Darifenacin and Itraconazole Interaction
Drug interaction information between Darifenacin and Itraconazole.
Darifenacin and Itraconazole have a documented moderate interaction in FDA labeling.
FDA drug labeling documents a moderate-severity interaction between Darifenacin and Itraconazole. Major interactions are generally avoided, moderate ones may need monitoring or a dose adjustment, and minor ones are usually low-risk. This page shows the documented mechanism and guidance. Label-documented interactions are not a complete safety review, so always confirm your own medications with a pharmacist or doctor. Educational information, not medical advice.
How They Interact
Itraconazole interferes with the enzymes that remove darifenacin from your body, leading to higher levels of the drug in your blood.

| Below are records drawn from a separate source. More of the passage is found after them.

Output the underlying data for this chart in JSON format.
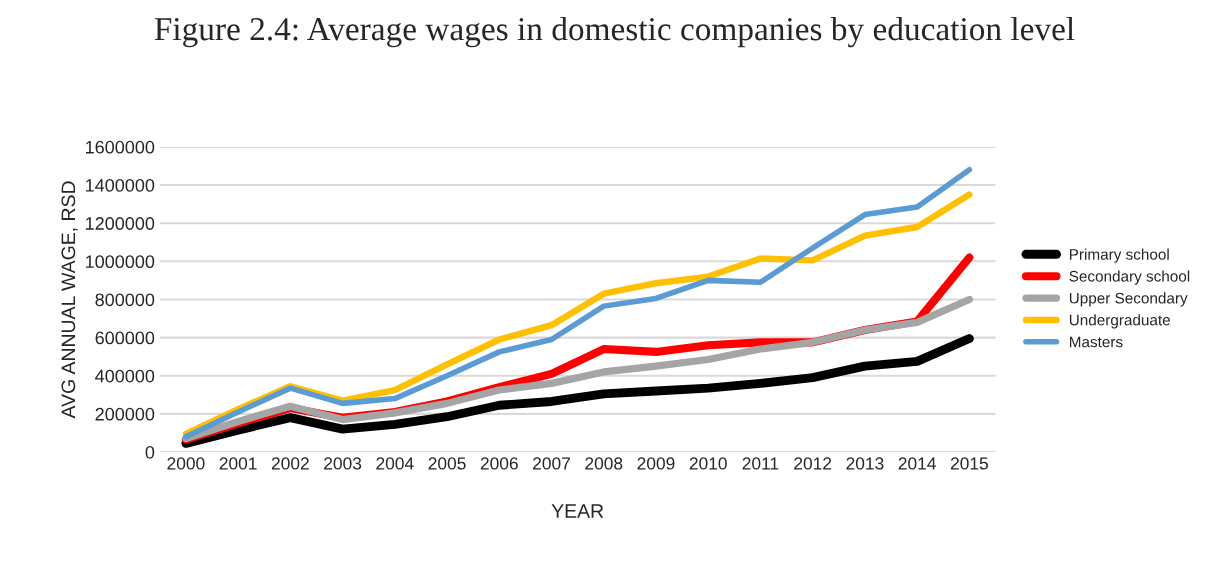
{
  "chart_data": {
    "type": "line",
    "title": "Figure 2.4: Average wages in domestic companies by education level",
    "xlabel": "YEAR",
    "ylabel": "AVG ANNUAL WAGE, RSD",
    "categories": [
      "2000",
      "2001",
      "2002",
      "2003",
      "2004",
      "2005",
      "2006",
      "2007",
      "2008",
      "2009",
      "2010",
      "2011",
      "2012",
      "2013",
      "2014",
      "2015"
    ],
    "series": [
      {
        "name": "Primary school",
        "color": "#000000",
        "values": [
          45000,
          115000,
          180000,
          120000,
          145000,
          185000,
          245000,
          265000,
          305000,
          320000,
          335000,
          360000,
          390000,
          450000,
          475000,
          595000
        ]
      },
      {
        "name": "Secondary school",
        "color": "#ff0000",
        "values": [
          65000,
          150000,
          230000,
          180000,
          210000,
          265000,
          340000,
          410000,
          540000,
          525000,
          560000,
          575000,
          575000,
          640000,
          685000,
          1020000
        ]
      },
      {
        "name": "Upper Secondary",
        "color": "#a5a5a5",
        "values": [
          70000,
          160000,
          240000,
          170000,
          205000,
          255000,
          325000,
          360000,
          420000,
          450000,
          485000,
          540000,
          575000,
          640000,
          680000,
          800000
        ]
      },
      {
        "name": "Undergraduate",
        "color": "#ffc000",
        "values": [
          95000,
          225000,
          345000,
          270000,
          325000,
          460000,
          590000,
          665000,
          830000,
          885000,
          920000,
          1015000,
          1005000,
          1135000,
          1180000,
          1350000
        ]
      },
      {
        "name": "Masters",
        "color": "#5b9bd5",
        "values": [
          80000,
          210000,
          335000,
          255000,
          280000,
          400000,
          525000,
          590000,
          765000,
          805000,
          900000,
          890000,
          1070000,
          1245000,
          1285000,
          1480000
        ]
      }
    ],
    "ylim": [
      0,
      1600000
    ],
    "yticks": [
      0,
      200000,
      400000,
      600000,
      800000,
      1000000,
      1200000,
      1400000,
      1600000
    ],
    "grid": "y",
    "legend": "right",
    "line_style": "solid",
    "marker": "none"
  }
}
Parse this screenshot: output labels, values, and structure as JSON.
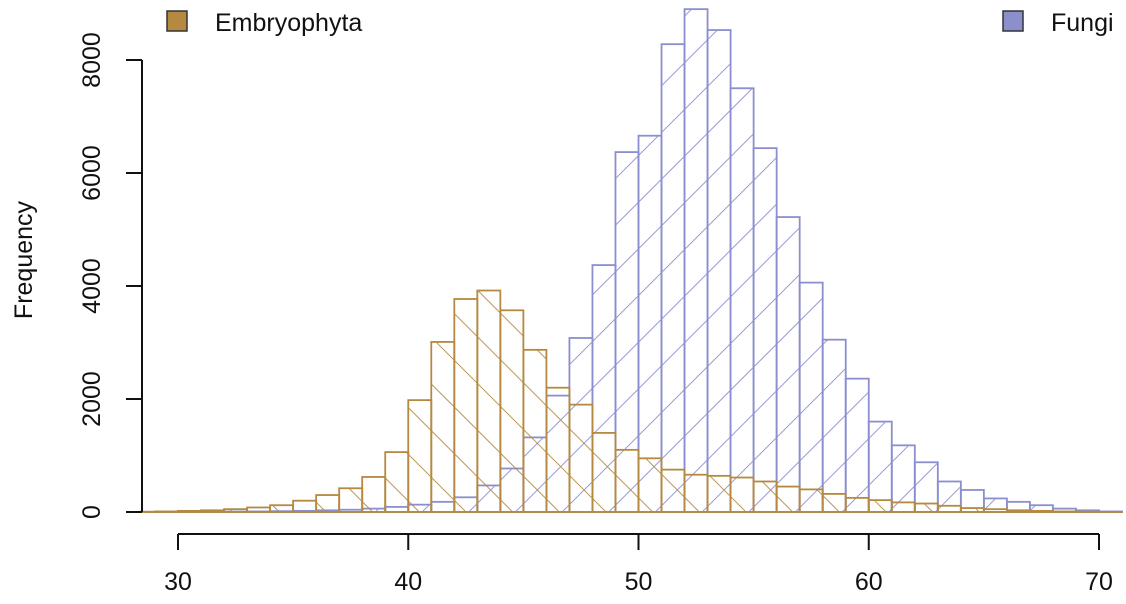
{
  "chart_data": {
    "type": "bar",
    "subtype": "overlaid-histogram",
    "title": "",
    "xlabel": "",
    "ylabel": "Frequency",
    "xlim": [
      28.5,
      71
    ],
    "ylim": [
      0,
      8900
    ],
    "bin_width": 1,
    "x_ticks": [
      30,
      40,
      50,
      60,
      70
    ],
    "y_ticks": [
      0,
      2000,
      4000,
      6000,
      8000
    ],
    "grid": false,
    "legend": [
      {
        "label": "Embryophyta",
        "position": "top-left"
      },
      {
        "label": "Fungi",
        "position": "top-right"
      }
    ],
    "series": [
      {
        "name": "Embryophyta",
        "color": "#b5893f",
        "hatch_angle": 45,
        "bins_start": [
          28,
          29,
          30,
          31,
          32,
          33,
          34,
          35,
          36,
          37,
          38,
          39,
          40,
          41,
          42,
          43,
          44,
          45,
          46,
          47,
          48,
          49,
          50,
          51,
          52,
          53,
          54,
          55,
          56,
          57,
          58,
          59,
          60,
          61,
          62,
          63,
          64,
          65,
          66,
          67,
          68,
          69,
          70
        ],
        "values": [
          5,
          10,
          20,
          30,
          50,
          80,
          120,
          200,
          300,
          420,
          620,
          1060,
          1980,
          3010,
          3770,
          3920,
          3570,
          2870,
          2200,
          1900,
          1400,
          1100,
          950,
          750,
          660,
          640,
          610,
          540,
          450,
          400,
          320,
          250,
          210,
          170,
          150,
          110,
          70,
          50,
          30,
          20,
          10,
          5,
          2
        ]
      },
      {
        "name": "Fungi",
        "color": "#8b8fce",
        "hatch_angle": -45,
        "bins_start": [
          28,
          29,
          30,
          31,
          32,
          33,
          34,
          35,
          36,
          37,
          38,
          39,
          40,
          41,
          42,
          43,
          44,
          45,
          46,
          47,
          48,
          49,
          50,
          51,
          52,
          53,
          54,
          55,
          56,
          57,
          58,
          59,
          60,
          61,
          62,
          63,
          64,
          65,
          66,
          67,
          68,
          69,
          70
        ],
        "values": [
          2,
          3,
          5,
          5,
          8,
          10,
          15,
          20,
          30,
          40,
          60,
          90,
          130,
          180,
          260,
          470,
          770,
          1320,
          2060,
          3080,
          4370,
          6370,
          6660,
          8280,
          8900,
          8530,
          7500,
          6440,
          5220,
          4060,
          3050,
          2360,
          1600,
          1180,
          880,
          540,
          390,
          240,
          180,
          120,
          60,
          30,
          10
        ]
      }
    ]
  }
}
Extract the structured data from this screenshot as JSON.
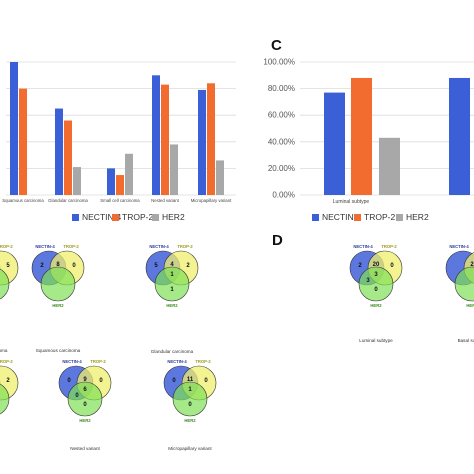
{
  "panel_c_label": "C",
  "panel_d_label": "D",
  "colors": {
    "nectin": "#3a5fd6",
    "trop": "#f26b2f",
    "her2": "#a8a8a8",
    "venn_nectin": "#3f5fd8",
    "venn_trop": "#f0ef6e",
    "venn_her2": "#7fe055"
  },
  "chart_data": [
    {
      "type": "bar",
      "panel": "B",
      "categories": [
        "Squamous carcinoma",
        "Glandular carcinoma",
        "Small cell carcinoma",
        "Nested variant",
        "Micropapillary variant"
      ],
      "series": [
        {
          "name": "NECTIN-4",
          "values": [
            100,
            65,
            20,
            90,
            79
          ]
        },
        {
          "name": "TROP-2",
          "values": [
            80,
            56,
            15,
            83,
            84
          ]
        },
        {
          "name": "HER2",
          "values": [
            0,
            21,
            31,
            38,
            26
          ]
        }
      ],
      "ylim": [
        0,
        100
      ],
      "legend": "bottom"
    },
    {
      "type": "bar",
      "panel": "C",
      "categories": [
        "Luminal subtype",
        ""
      ],
      "series": [
        {
          "name": "NECTIN-4",
          "values": [
            77,
            88
          ]
        },
        {
          "name": "TROP-2",
          "values": [
            88,
            null
          ]
        },
        {
          "name": "HER2",
          "values": [
            43,
            null
          ]
        }
      ],
      "yticks": [
        "0.00%",
        "20.00%",
        "40.00%",
        "60.00%",
        "80.00%",
        "100.00%"
      ],
      "ylim": [
        0,
        100
      ],
      "legend": "bottom"
    }
  ],
  "legend_labels": [
    "NECTIN-4",
    "TROP-2",
    "HER2"
  ],
  "venn": {
    "set_labels": {
      "nectin": "NECTIN-4",
      "trop": "TROP-2",
      "her2": "HER2"
    },
    "diagrams": [
      {
        "caption": "...al Carcinoma",
        "values": {
          "b": "5"
        }
      },
      {
        "caption": "Squamous carcinoma",
        "values": {
          "a": "2",
          "ab": "8",
          "b": "0"
        }
      },
      {
        "caption": "Glandular carcinoma",
        "values": {
          "a": "5",
          "ab": "4",
          "b": "2",
          "abc": "1",
          "c": "1"
        }
      },
      {
        "caption": "Luminal subtype",
        "values": {
          "a": "2",
          "ab": "20",
          "b": "0",
          "ac": "3",
          "abc": "3",
          "c": "0"
        }
      },
      {
        "caption": "Basal subtype",
        "values": {
          "ab": "2"
        }
      },
      {
        "caption": "...ants",
        "values": {
          "b": "2"
        }
      },
      {
        "caption": "Nested variant",
        "values": {
          "a": "0",
          "ab": "9",
          "b": "0",
          "ac": "0",
          "abc": "6",
          "c": "0"
        }
      },
      {
        "caption": "Micropapillary variant",
        "values": {
          "a": "0",
          "ab": "11",
          "b": "0",
          "abc": "1",
          "c": "0"
        }
      }
    ]
  }
}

This increase can make you more likely to experience side effects.
What To Do
You should not use these two medicines at the same time or for two weeks after you finish taking itraconazole.
FDA Label Information
Darifenacin Vardenafil Not recommended during and 2 weeks after itraconazole treatment.
Darifenacin Also Interacts With
- Thioridazine moderate
- Flecainide moderate
- Fluoxetine minor
- Duloxetine minor
- Estradiol minor
Itraconazole Also Interacts With
- Isavuconazonium major
- Lurasidone major
- Pimozide major
- Methadone major
- Midazolam major
Frequently Asked Questions
Can I take Darifenacin and Itraconazole together?
This is a moderate interaction. You should not use these two medicines at the same time or for two weeks after you finish taking itraconazole.
How serious is the interaction between Darifenacin and Itraconazole?
This interaction is classified as "moderate" severity by the FDA. Moderate interactions may worsen your condition or change how your medications work.
Why do Darifenacin and Itraconazole interact?
Itraconazole interferes with the enzymes that remove darifenacin from your body, leading to higher levels of the drug in your blood. This increase can make you more likely to experience side effects.
Understanding the Darifenacin and Itraconazole Interaction
FDA-approved prescribing information for these two drugs flags their combination as a moderate-severity interaction. Darifenacin belongs to the Anticholinergic (Overactive Bladder) class and Itraconazole belongs to the Azole Antifungal class - two categories that can collide when co-prescribed. The mechanism described in FDA labeling is: Itraconazole interferes with the enzymes that remove darifenacin from your body, leading to higher levels of the drug in your blood. Severity tiers matter: major flags generally advise avoidance, moderate flags often require monitoring or dose adjustment, and minor flags may only call for awareness.
Context around a specific patient determines real-world impact. Darifenacin has 18 total documented interactions on file in this dataset, and Itraconazole has 116. Each additional medication compounds the interaction surface, which is why pharmacists run full-profile checks rather than evaluating one pair at a time. FDA-derived guidance for this pair is: You should not use these two medicines at the same time or for two weeks after you finish taking itraconazole. Timing of doses, renal and hepatic function, age, and other concurrent prescriptions all shape whether a labeled interaction matters clinically.
An interaction flag is not a verdict. A large share of labeled interactions are managed routinely in clinical practice, the fix may be as simple as spacing doses or adding a monitoring test. Others require the prescriber to choose a different medication entirely. This page surfaces FDA-sourced labeling and openFDA data for educational purposes only; it is not medical advice and cannot account for your full clinical picture. Never start, stop, or adjust either Darifenacin or Itraconazole based on a web page, speak with your prescriber or pharmacist before making any change.
Sources: FDA Drug Labels (SPL) via openFDA (2026). This is for informational purposes only and is not medical advice. Always consult your healthcare provider about drug interactions.
Read our methodology - how this data is sourced, computed, and verified.